Lea, you sound surprised by your MIL's response? Don't be. In the end regardless of how great a relationship you had with her, she is your husband's mother and if he jumps off a cliff, she will support him in this.
You also may be late to this party as well. You don't know for certain that your H didn't already speak to his mother. Maybe told her a bunch of bad things about you, how he couldn't live in that environment anymore and that he really wanted to be happy and that maybe meant pursuing a relationship with another woman. Seriously it's not that far fetched to consider this.
You got the response from your MIL 'It is not for me to judge why H left.'
If your husband had spoken to his mother and told him you had cheated and had an affair, your MIL would take a strip out of you, I can guarantee that.

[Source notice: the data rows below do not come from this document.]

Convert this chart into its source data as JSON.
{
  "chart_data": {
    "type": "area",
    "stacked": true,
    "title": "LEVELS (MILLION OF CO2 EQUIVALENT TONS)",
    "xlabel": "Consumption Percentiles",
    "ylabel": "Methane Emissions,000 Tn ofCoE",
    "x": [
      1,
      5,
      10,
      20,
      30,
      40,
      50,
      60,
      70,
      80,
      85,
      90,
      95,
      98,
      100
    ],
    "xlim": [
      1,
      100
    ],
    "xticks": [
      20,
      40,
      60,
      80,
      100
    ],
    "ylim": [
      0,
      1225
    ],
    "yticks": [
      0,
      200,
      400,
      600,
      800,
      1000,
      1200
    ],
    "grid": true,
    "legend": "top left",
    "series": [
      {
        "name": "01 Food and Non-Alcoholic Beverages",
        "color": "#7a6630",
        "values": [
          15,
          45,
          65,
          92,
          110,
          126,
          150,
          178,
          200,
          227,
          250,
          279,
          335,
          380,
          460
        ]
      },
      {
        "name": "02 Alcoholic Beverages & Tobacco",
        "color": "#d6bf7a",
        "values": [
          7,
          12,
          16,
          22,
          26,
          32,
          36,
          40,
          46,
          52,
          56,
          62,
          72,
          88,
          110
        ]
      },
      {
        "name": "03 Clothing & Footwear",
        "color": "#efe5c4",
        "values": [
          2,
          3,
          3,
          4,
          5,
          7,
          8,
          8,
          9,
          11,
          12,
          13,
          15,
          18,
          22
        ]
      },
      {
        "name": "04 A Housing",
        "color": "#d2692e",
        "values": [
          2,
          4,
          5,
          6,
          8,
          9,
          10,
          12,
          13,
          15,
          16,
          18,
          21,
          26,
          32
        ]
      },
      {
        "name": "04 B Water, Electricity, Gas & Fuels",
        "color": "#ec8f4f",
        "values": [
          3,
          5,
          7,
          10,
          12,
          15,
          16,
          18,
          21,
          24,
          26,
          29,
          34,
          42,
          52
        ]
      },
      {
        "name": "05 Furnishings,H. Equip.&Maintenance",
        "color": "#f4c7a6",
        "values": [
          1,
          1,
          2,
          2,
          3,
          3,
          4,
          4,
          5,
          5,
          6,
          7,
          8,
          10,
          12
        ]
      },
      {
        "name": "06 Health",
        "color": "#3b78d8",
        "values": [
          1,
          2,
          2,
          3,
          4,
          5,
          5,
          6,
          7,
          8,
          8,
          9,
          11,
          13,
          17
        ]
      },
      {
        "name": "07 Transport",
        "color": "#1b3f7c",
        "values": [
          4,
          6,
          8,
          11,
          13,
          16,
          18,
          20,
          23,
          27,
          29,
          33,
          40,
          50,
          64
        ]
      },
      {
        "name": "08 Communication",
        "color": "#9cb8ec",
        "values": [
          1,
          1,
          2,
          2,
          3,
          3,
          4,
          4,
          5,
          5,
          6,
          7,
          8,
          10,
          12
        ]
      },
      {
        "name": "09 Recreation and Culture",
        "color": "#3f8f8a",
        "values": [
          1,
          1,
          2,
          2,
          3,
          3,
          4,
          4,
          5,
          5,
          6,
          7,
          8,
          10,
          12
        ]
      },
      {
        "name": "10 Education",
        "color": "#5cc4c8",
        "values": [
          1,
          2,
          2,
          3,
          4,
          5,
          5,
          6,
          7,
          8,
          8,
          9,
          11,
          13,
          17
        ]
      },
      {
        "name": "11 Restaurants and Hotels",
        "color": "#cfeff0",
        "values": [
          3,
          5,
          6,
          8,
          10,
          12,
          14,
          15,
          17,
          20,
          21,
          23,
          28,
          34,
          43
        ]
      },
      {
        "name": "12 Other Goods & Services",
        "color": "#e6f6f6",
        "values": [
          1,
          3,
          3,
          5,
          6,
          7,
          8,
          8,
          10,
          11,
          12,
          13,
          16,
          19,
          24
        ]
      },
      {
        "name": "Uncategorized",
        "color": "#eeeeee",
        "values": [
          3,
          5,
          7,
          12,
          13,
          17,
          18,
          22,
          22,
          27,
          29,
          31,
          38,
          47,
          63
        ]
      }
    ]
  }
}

It may be unfair but it is reality and you know my take on that, observe reality, follow reality, don't reject reality, just go with it.
If you were expecting your MIL to tear into your hubby, that was the wrong assumption, it will never happen, she just wants her son to be happy, with or without you. She would never put you in front of him, it rarely ever works like that.
So back to reality... No one will tell him what your husband's done is wrong because it doesn't matter who is wrong or right, it won't change the situation, you can't guilt him into coming back, that never works.. As far as his share of the drama, let go of the need for him to experience anything bad. Yes he got away with it.
As for OW's husband, are they still married, separated? Do you know. Are you sure he rec'd your communication on this? Again if he doesn't care, nothing much you can do at this point.
What's your plan right now given the current situation?
Sitting around, twiddling thumbs and hoping someone to give your husband a reprimand for his actions didn't work out. What's next?